2. The insole core material according to claim 1, characterized in that, The core material has following grooves or following ridges on its upper surface, lower surface, or both surfaces to follow the movement between the tarsal support parts.
3. The insole core material according to claim 1, characterized in that, The core material has one or more reinforcing grooves on its lower, upper, or both surfaces to adjust the balance between the overall rigidity and buckling of the core material.
4. The insole core material according to claim 2, characterized in that, On the lower surface, upper surface, or both of the core material, there is one or more reinforcing grooves that do not intersect with the following grooves or following ribs, for adjusting the balance of the overall rigidity and buckling of the core material.
5. The insole core material according to claim 1, characterized in that, At the position corresponding to the lower part of the cuboid bone, there is a prominent structure that functions as a correction fulcrum.

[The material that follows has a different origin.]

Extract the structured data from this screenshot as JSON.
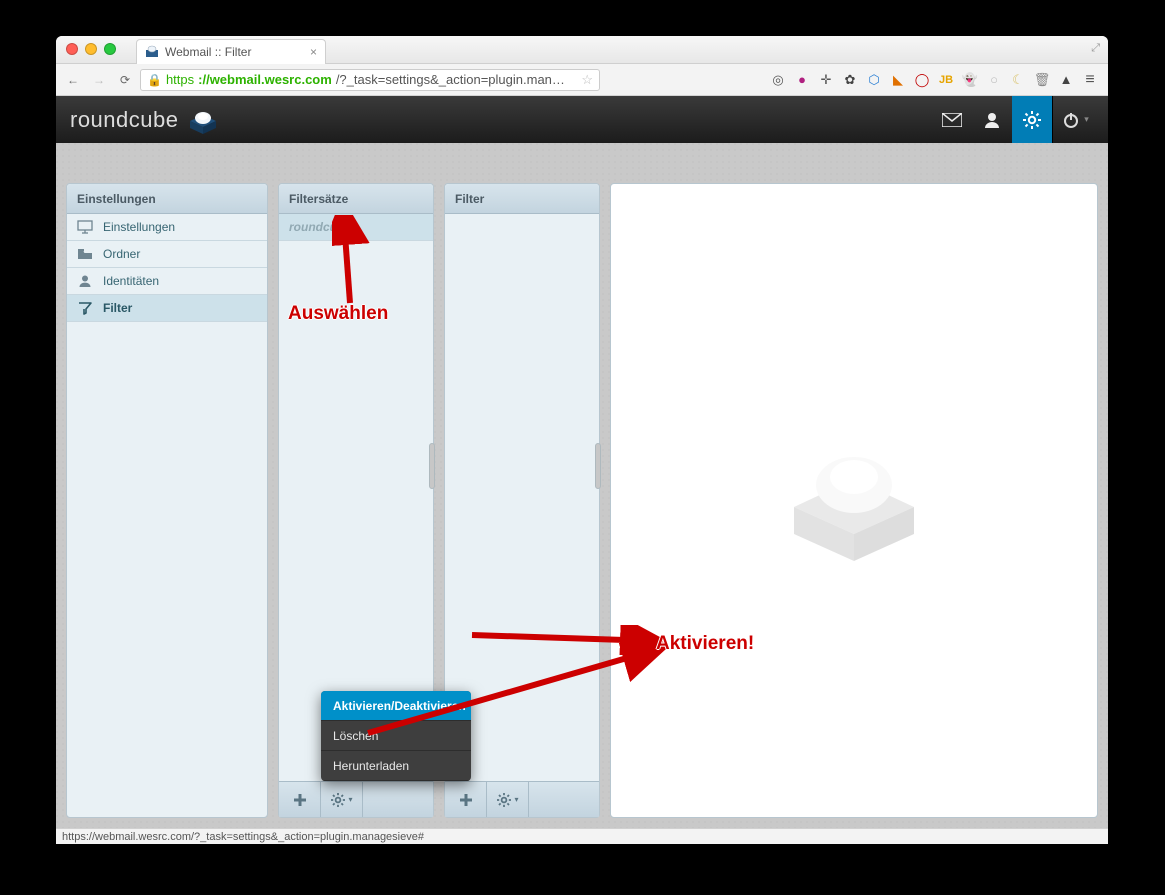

6. The insole core material according to claim 1, characterized in that, The height of the supporting surface corresponding to each tarsal bone is quantitatively set by the following correction formula (1): T(i)={Hbone(i)-Hsoft(i)}×(1-α)····(1) Here, T(i) is the set height of the upper surface of the core material, Hbone(i) is the reference height of the bone, Hsoft(i) is the thickness of the soft tissue including at least one of the muscle, tendon, and fat layer, and α is the correction coefficient.
7. The insole core material according to claim 6, characterized in that, The correction factor α is a value in the range of 0.3 to 0.
5.
8. The insole core material according to claim 1, characterized in that, Each bone support component is set into a smooth, continuous three-dimensional shape based on foot shape scan data and foot pressure distribution data, and using NURBS surfaces.
9. The insole core material according to claim 1, characterized in that, The insole core extends to the base of the metatarsal bones, providing overall foot support without compromising the mobility of the tarsometatarsal and transverse tarsal joints.
10. An insole, characterized in that, The insole core material has multiple tarsal support portions on its upper surface corresponding to the position and height of multiple tarsal bones, which are formed by three-dimensional ridges for correctively supporting the skeletal alignment of the foot.
11. A type of footwear, characterized in that, The insole core material is provided, and the insole core material has multiple tarsal support portions on its upper surface corresponding to the position and height of multiple tarsal bones. These support portions are formed by three-dimensional ridges that provide corrective support for the skeletal alignment of the foot.
12. A type of footwear, characterized in that, An insole containing an insole core material is placed thereon, the insole core material having multiple tarsal support portions on its upper surface corresponding to the position and height of multiple tarsal bones, which are formed by three-dimensional ridges for correctively supporting the skeletal alignment of the foot.